ARBORISTS DO WINTER NIP AND TUCK ON GREAVETTE’S ISLAND
Mark Clairmont | MuskokaTODAY.com
GRAVENHURST — Ross Ashforth’s recent passing late last month is being remembered by local horticulturalists.
The former town treasurer and member of the Gravenhurst Horticultural Society (GHS) died Feb. 23 at the age of 95.
He loved his home on Clairmont Road and lovingly tended to his garden in back, which he offered on GHS fundraising tours in summers past.
His green thumbs have passed on to a grandson, Kevin, who is a Muskoka arborist with Coulson Bros.
The Milford Bay company has been able to keep busy this winter pruning trees amid COVID restrictions.
He and workmate Logan Taylor were busy the other day on a bright, warm sunny afternoon trimming branches and performing tree surgery on Greavette’s Island, off the Muskoka Wharf.

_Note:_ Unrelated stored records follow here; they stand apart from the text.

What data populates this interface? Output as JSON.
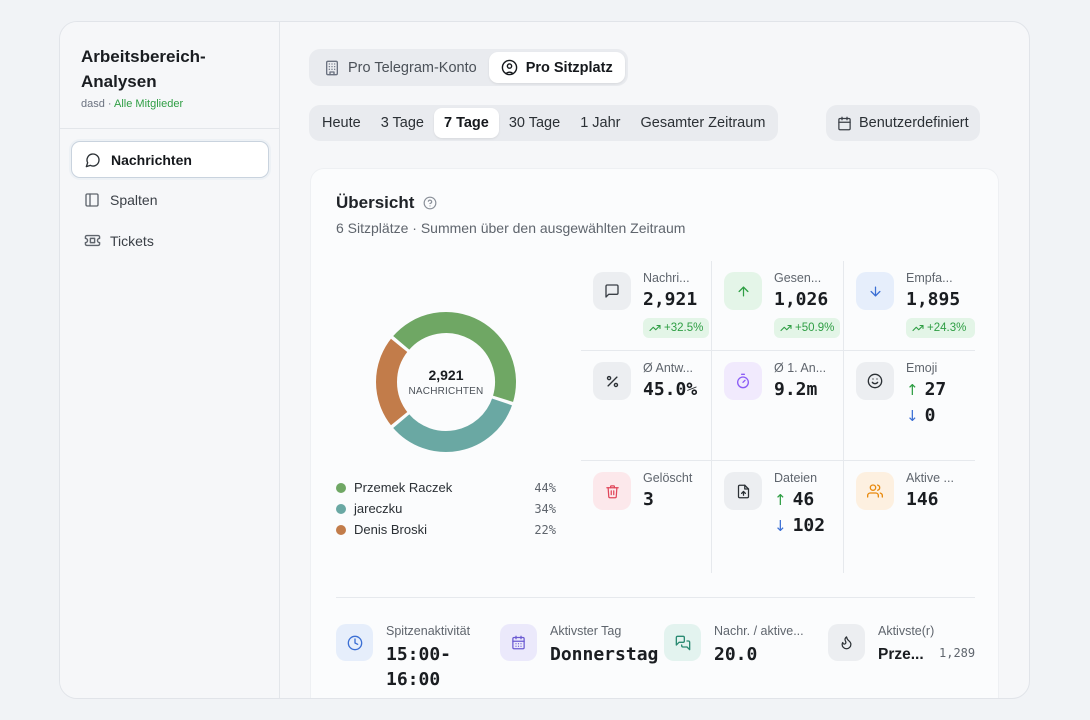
{
  "sidebar": {
    "title": "Arbeitsbereich-Analysen",
    "workspace": "dasd",
    "separator": " · ",
    "scope": "Alle Mitglieder",
    "items": [
      {
        "label": "Nachrichten",
        "icon": "message-circle-icon"
      },
      {
        "label": "Spalten",
        "icon": "columns-icon"
      },
      {
        "label": "Tickets",
        "icon": "ticket-icon"
      }
    ]
  },
  "view_toggle": {
    "options": [
      {
        "label": "Pro Telegram-Konto",
        "icon": "building-icon",
        "selected": false
      },
      {
        "label": "Pro Sitzplatz",
        "icon": "user-circle-icon",
        "selected": true
      }
    ]
  },
  "time_ranges": {
    "options": [
      "Heute",
      "3 Tage",
      "7 Tage",
      "30 Tage",
      "1 Jahr",
      "Gesamter Zeitraum"
    ],
    "selected": "7 Tage",
    "custom_label": "Benutzerdefiniert"
  },
  "overview": {
    "title": "Übersicht",
    "subtitle": "6 Sitzplätze · Summen über den ausgewählten Zeitraum",
    "donut": {
      "center_value": "2,921",
      "center_label": "NACHRICHTEN"
    },
    "metrics": [
      {
        "label": "Nachri...",
        "value": "2,921",
        "change": "+32.5%",
        "icon": "message-square-icon",
        "color": "#6b7280"
      },
      {
        "label": "Gesen...",
        "value": "1,026",
        "change": "+50.9%",
        "icon": "arrow-up-icon",
        "color": "#2f9e44"
      },
      {
        "label": "Empfa...",
        "value": "1,895",
        "change": "+24.3%",
        "icon": "arrow-down-icon",
        "color": "#3b6fd4"
      },
      {
        "label": "Ø Antw...",
        "value": "45.0%",
        "icon": "percent-icon",
        "color": "#3a3f46"
      },
      {
        "label": "Ø 1. An...",
        "value": "9.2m",
        "icon": "timer-icon",
        "color": "#8b5cf6"
      },
      {
        "label": "Emoji",
        "up": "27",
        "down": "0",
        "icon": "smile-icon",
        "color": "#3a3f46"
      },
      {
        "label": "Gelöscht",
        "value": "3",
        "icon": "trash-icon",
        "color": "#e0465a"
      },
      {
        "label": "Dateien",
        "up": "46",
        "down": "102",
        "icon": "file-upload-icon",
        "color": "#3a3f46"
      },
      {
        "label": "Aktive ...",
        "value": "146",
        "icon": "users-icon",
        "color": "#e8890c"
      }
    ],
    "bottom": [
      {
        "label": "Spitzenaktivität",
        "value": "15:00-\n16:00",
        "icon": "clock-icon"
      },
      {
        "label": "Aktivster Tag",
        "value": "Donnerstag",
        "icon": "calendar-icon"
      },
      {
        "label": "Nachr. / aktive...",
        "value": "20.0",
        "icon": "messages-icon"
      },
      {
        "label": "Aktivste(r)",
        "value": "Prze...",
        "extra": "1,289",
        "icon": "flame-icon"
      }
    ]
  },
  "chart_data": {
    "type": "pie",
    "categories": [
      "Przemek Raczek",
      "jareczku",
      "Denis Broski"
    ],
    "values": [
      44,
      34,
      22
    ],
    "labels": [
      "44%",
      "34%",
      "22%"
    ],
    "colors": [
      "#6fa764",
      "#6aa8a3",
      "#c27c4a"
    ],
    "donut": true
  }
}
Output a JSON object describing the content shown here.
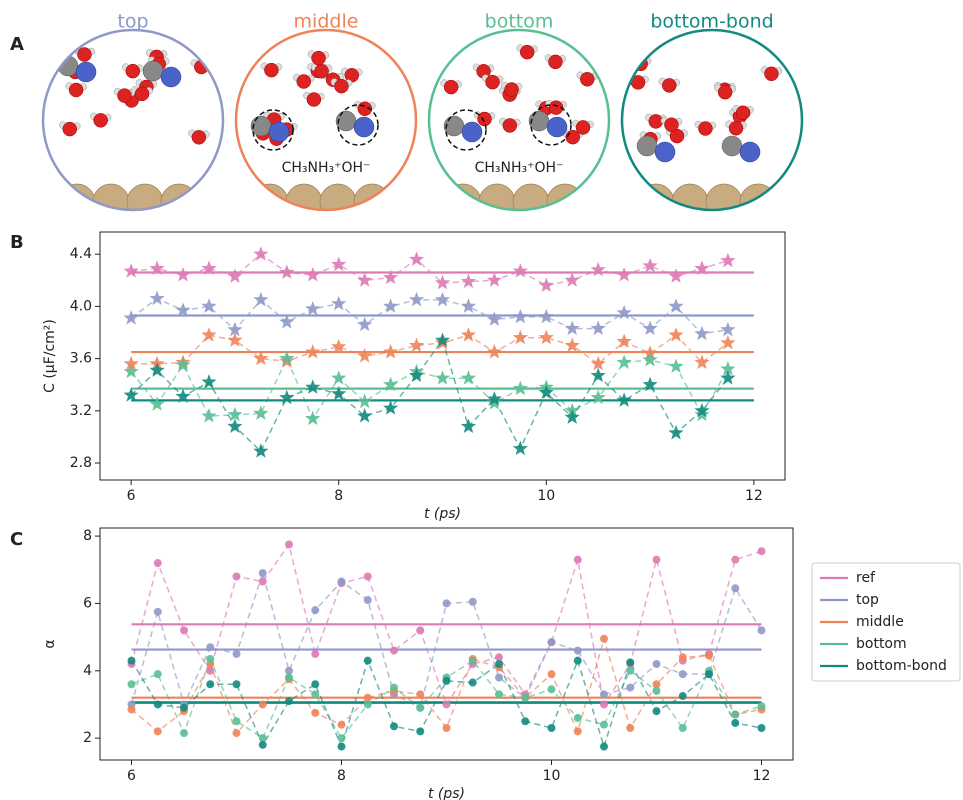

A little nip and tuck in the off season.
Flames from their small brush fire on the lake could be seen from shore as they burned debris from cut pine boughs.
A small job, but normal work to keep trees healthy.
And that is much easier to do this time of year, especially being able to reach islands by snowmobile rather than by boat, said Ashforth who built a small 10×10 bunkie at the family’s cottage.
The well-known island landmark on Lake Muskoka was named after Tom Greavette, founder of the legendary Greavette Boatworks.
Local historian Cyril Fry, 93, tells MuskokaTODAY.com that the cottage — on tiny rock outcropping with a small old lighthouse on the west side — was likely built in the 1930s.
That was before the Second World War, when wood became scarce and was rationed in the war effort even as Greavette’s was commissioned to build small naval boats.
The late lawyer Peter Stuart eventually bought the island in the mid-1980s, said his daughter Anne who is living part-time in her family home and working for Laurier University in Guelph.
She’s not sure of the exact age of the cottage, which her parents pretty much rebuilt.
Her brother Charles and his wife Dr. Christine Purdon own the island now and hired Coulson Bros. to tidy up.
Ice around the island is still about a foot thick, but is quickly melting with days like today when it was 15 degrees.
Ice-fishing huts are starting to be pulled off the lake as is usually the law by mid-March in most municipalities.